Real properties are quite a good option to place your money in, not only in long term investments, but also as a source of much needed emergency funds. When you face an urgent need and you ran out of savings in your bank account, you could apply for a home equity loan in order to get your needed cash.
While getting cash for this type of loan may take some time, it would still be one of your best options to get a more substantial amount of money to cover a major expense. With home equity lending, you could get as much as 80% of your equity which is the amount of the current market value of your home exceeding your unpaid mortgage.
When applying for the loan on home equity, you would need to present documents that show evidence of the need where you plan to use the money you would get.
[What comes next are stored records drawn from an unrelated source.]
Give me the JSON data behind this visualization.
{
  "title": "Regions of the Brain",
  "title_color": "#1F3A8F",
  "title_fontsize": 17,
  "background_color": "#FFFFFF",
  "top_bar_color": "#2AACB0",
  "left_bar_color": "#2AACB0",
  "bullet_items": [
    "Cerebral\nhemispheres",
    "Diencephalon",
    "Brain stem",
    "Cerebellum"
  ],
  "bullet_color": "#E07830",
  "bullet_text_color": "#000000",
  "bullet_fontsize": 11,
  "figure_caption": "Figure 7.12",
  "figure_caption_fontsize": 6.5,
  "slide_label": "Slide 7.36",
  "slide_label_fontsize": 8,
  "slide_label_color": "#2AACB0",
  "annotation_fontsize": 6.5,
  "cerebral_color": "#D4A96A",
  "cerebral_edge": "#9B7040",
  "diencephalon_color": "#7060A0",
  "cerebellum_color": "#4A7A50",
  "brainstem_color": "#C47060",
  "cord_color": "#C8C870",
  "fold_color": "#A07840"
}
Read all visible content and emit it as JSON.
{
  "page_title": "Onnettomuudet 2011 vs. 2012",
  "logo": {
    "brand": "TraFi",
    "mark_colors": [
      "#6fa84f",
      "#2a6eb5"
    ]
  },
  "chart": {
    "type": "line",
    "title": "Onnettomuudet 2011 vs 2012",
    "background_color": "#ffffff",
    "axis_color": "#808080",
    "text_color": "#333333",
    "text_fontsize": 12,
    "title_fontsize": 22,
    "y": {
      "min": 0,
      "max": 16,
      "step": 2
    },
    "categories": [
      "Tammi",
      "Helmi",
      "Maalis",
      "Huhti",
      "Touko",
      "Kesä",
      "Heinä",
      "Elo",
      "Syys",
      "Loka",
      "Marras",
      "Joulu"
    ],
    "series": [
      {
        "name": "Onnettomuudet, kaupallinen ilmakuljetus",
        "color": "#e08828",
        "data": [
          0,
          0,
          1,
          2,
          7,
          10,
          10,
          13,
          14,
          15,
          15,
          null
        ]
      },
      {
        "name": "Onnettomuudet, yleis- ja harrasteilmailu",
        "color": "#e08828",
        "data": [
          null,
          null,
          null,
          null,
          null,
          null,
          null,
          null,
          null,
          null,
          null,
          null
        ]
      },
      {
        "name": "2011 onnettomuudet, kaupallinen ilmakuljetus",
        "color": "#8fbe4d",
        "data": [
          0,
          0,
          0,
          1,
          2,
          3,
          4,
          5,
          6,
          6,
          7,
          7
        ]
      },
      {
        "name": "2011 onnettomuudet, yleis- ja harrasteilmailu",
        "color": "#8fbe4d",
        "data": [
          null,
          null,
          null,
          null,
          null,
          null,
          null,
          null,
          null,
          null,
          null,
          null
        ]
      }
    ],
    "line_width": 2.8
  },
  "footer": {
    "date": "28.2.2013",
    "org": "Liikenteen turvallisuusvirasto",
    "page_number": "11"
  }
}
These loan purposes may include any of the following:
* Home repairs especially from damages caused by disaster
* Purchase of another property as a form of real estate investment
* Mortgage refinancing
* Buying of stocks and mutual funds investments
* Buying a new vehicle for the family
* Payment of debts incurred in your credit card
* Payment for tuition fees for university education
The documents that need to be presented for the lenders consideration and approval of your loan include:
* Letter of the accountant or statement of the financial adviser concerning the purchase of stocks
* Copy of the deed of sale when purchasing real property
* Latest statement of accounts of your credit card that needs to be consolidated
* Written quote of your contractor who would do your home renovations
Factors that affect the amount of cash that would be loaned to you would include your current monthly income, outstanding loans and other liabilities as well as the value of your present assets. The lender may even grant a loan of as much as 90% of your home equity if you are able to pay the Lender’s Mortgage Insurance (LMI) premium.
In considering interest rates arrangements, you may opt for the fixed interest rate especially in times of low interest seasons. This would give you a more stable option since you would be required to pay the same amount month after month throughout the loan period.
Variable interest rates could cause your monthly amortizations to rise as the interest rates in the market fluctuate a lot. It would be an advantage though if and when the market interest rates go down. Whichever way, it would always be best to consider the advice of your lender and financial adviser in deciding the best arrangements for your home equity loan.